Question

Make pairwise fasta file for two species

0

Entering edit mode

8.9 years ago

burnsro ▴ 20

I have a fasta file of DNA sequences for two different species across a chromosome, e.g.

>SpeciesA_gene1
ACTGC.....

and

>SpeciesB_geneX
TCTGC...

and a text file of orthologs

SpeciesA SpeciesB
gene1 geneX (etc)

I want to assign each ortholog pair into a seperate file, so I can run analyses on orthologous pairs, but I'm not sure how this can be achieved.

I thought about using the "paste" function in unix to merge the two files row by row, and then split the result file every two DNA sequences (i.e. a pair), but the order of the genes in the fasta file doesn't correspond to the order the orthologs are listed in.

Is there a standard way to do this? I imagine it must be done a lot for programs like Clustal?
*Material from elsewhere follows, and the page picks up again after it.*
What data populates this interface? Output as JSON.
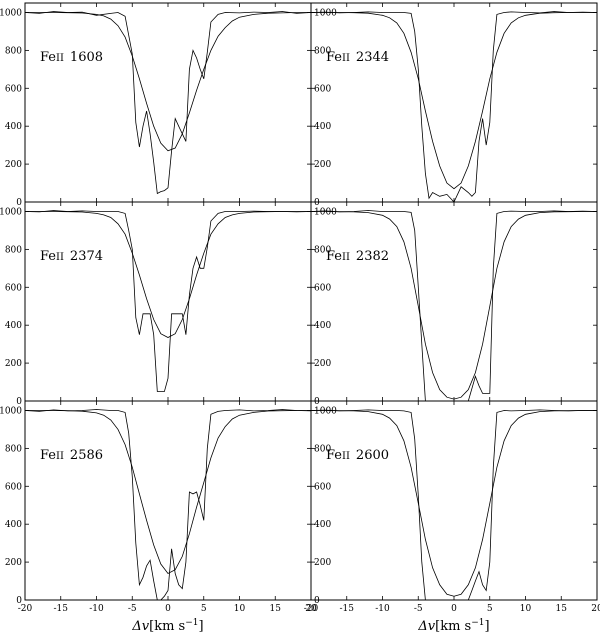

fasta clustal • 2.0k views

ADD COMMENT • link updated 15 months ago by Ram 43k • written 8.9 years ago by burnsro ▴ 20

Ram · Answer 1 · 2015-05-31

I can not address address if there is a standard way to do this.

It is unclear to me if the sequences for the two species are in in the same fasta file or each in their own file.
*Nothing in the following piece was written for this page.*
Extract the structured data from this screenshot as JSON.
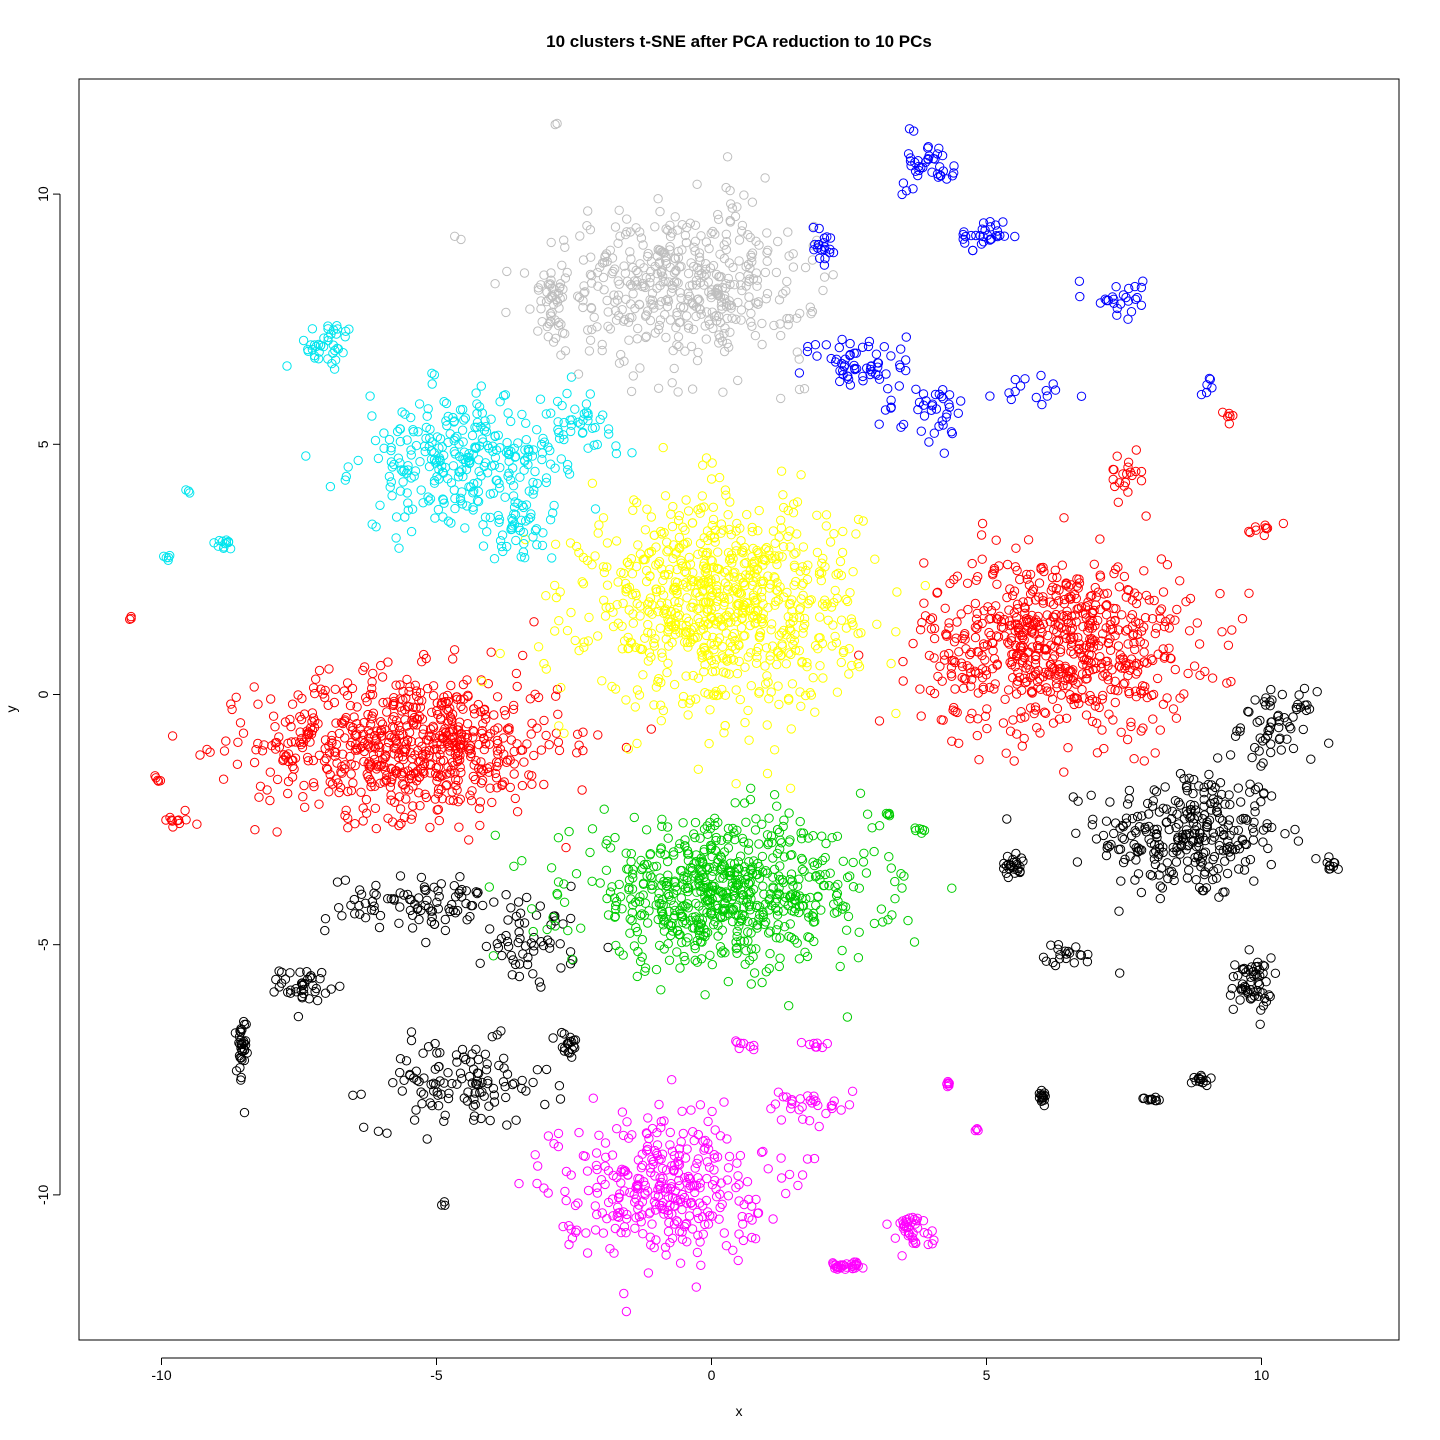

Unfortunately one list of arbitrary pairs (orthologs) cannot be sorted in two ways simultaneously so you will need to search for at least one of the pair.

Do not know the details of your data so can't say if a simple brute force fgrep in a loop is sufficient or if it is more appropriate to split and order the sequences by species and identifier so the first record is always the next species-A sequence and searching for species-B identifier is sped up by those records being sorted as well.